Remember, you can use FSA funds to pay for dental, vision and mental health visits, so estimates for those services should also be included. If you estimate your costs beforehand, it's a win-win for your savings account and your health.

"Use it or lose it" isn't as scary as it sounds

In general, you must use the money in your FSA fund within the plan year. If you don't, there's a chance you might "lose it" (the unused funds goes back to your employer to help offset the costs of administering the healthcare expense program). But some employers offer a grace period of 2.5 months to use remaining funds for FSA holders and some employers even allow employees to roll over up to $640 per year (for plan years starting in 2024) to take advantage of tax savings (but they cannot offer both options at once). Just as there are HSA rollover rules, an FSA plan may have unique limitations in terms of rolling over excess funds. Therefore, it is important to clarify any restrictions with your employer or plan administrator.
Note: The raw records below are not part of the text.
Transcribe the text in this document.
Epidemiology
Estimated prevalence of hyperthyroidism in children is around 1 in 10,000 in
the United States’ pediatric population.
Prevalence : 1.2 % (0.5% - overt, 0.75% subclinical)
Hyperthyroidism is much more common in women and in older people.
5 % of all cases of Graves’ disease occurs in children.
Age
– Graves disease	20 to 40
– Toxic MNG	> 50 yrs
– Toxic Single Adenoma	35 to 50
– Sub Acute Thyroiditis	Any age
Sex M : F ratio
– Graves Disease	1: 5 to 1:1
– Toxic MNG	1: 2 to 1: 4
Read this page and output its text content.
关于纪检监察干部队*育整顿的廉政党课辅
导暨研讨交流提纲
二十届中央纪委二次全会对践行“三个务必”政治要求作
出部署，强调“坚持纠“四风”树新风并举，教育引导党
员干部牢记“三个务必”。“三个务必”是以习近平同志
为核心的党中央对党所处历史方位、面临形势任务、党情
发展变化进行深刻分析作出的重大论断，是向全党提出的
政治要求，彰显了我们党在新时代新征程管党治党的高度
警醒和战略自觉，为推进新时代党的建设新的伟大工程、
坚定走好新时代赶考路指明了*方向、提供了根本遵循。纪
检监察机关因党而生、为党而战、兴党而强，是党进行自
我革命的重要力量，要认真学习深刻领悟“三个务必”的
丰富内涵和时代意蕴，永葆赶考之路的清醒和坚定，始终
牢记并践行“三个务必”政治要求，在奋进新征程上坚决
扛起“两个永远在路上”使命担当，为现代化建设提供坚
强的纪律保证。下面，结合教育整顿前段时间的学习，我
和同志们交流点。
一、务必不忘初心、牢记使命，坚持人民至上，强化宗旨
But even if you end up with some extra FSA dollars at the end of the year and your employer doesn't offer any of those benefits, you don't have to "lose it." You can use your remaining FSA money to buy FSA-eligible products, and there are thousands of FSA-eligible health items to choose from.

Of course, not all FSAs are created equal. While the IRS has defined eligible categories, employers can choose to design their health FSA plans to cover some or all of those IRS qualifying expenses. Therefore, we advise that you always check with their FSA plan administrator or HR department about exactly what their medical FSA will cover when open enrollment starts.